The Blackwater National Wildlife Refuge (BNWR) on the eastern shore of Maryland resides in a low-relief, low-elevation landscape that is presently threatened by rising sea level. Tide gauge data indicate that the sea level rose approximately 3.48 mm/yr relative to the land surface over the period from 1943-2006, almost twice that of the eustatic (global) rate of sea level rise (~1.8 mm/yr). So the land surface itself is subsiding at the same rate that sea levels are rising, which has been attributed to a range of potential natural and anthropogenic sources. Refuge managers are actively responding to these high rates of sea level rise by identifying suitable corridors for the landward migration of salt marsh habitat as well as mitigation options such as decreasing groundwater withdrawal in the region to reduce land subsidence rates.

This study uses lithology and geochronology derived from coring and augering to fully characterize the surficial geology of the BNWR landscape and explore the past behavior of sea level in this region. The focus of this investigation is the Kent Island Formation, which was derived from the most recent major depositional episode in the region. This unit was penetrated and analyzed in over 70 locations, from which 11 locations were selected to produce a chronology for deposition using OSL geochronologic methods.

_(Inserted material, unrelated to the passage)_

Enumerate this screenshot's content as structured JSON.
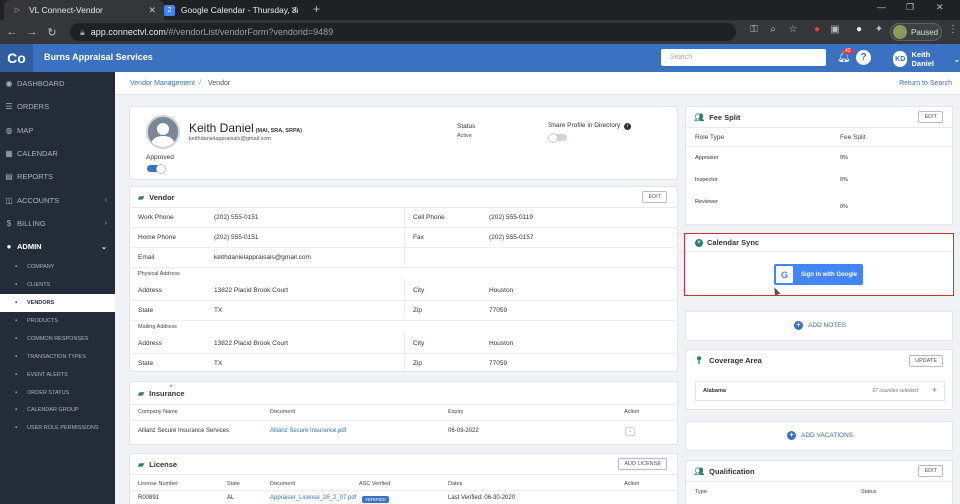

Results suggest fluvio-estuarine deposition during marine isotope stages (MIS) 5a and 3, when eustatic sea levels were >20 m and >80 m lower than present, respectively. These results corroborate findings from sites in Virginia down to North Carolina that suggest that the regional sea level history of the mid-Atlantic is more complicated than patterns seen in eustatic sea level records. These data may support the interpretation that a proglacial forebulge affected regional land surface elevations during previous glacial cycles. If estuarine deposition during MIS 5a and 3 was made possible by a continuously collapsing forebulge that was uplifted during MIS 6, then the lag times associated with these processes (approaching 80 ky) suggest the potential for many more millennia of adjustment from a Last Glacial Maximum (~22 ka) forebulge and render prospects for reversing current subsidence trends via mitigation unlikely.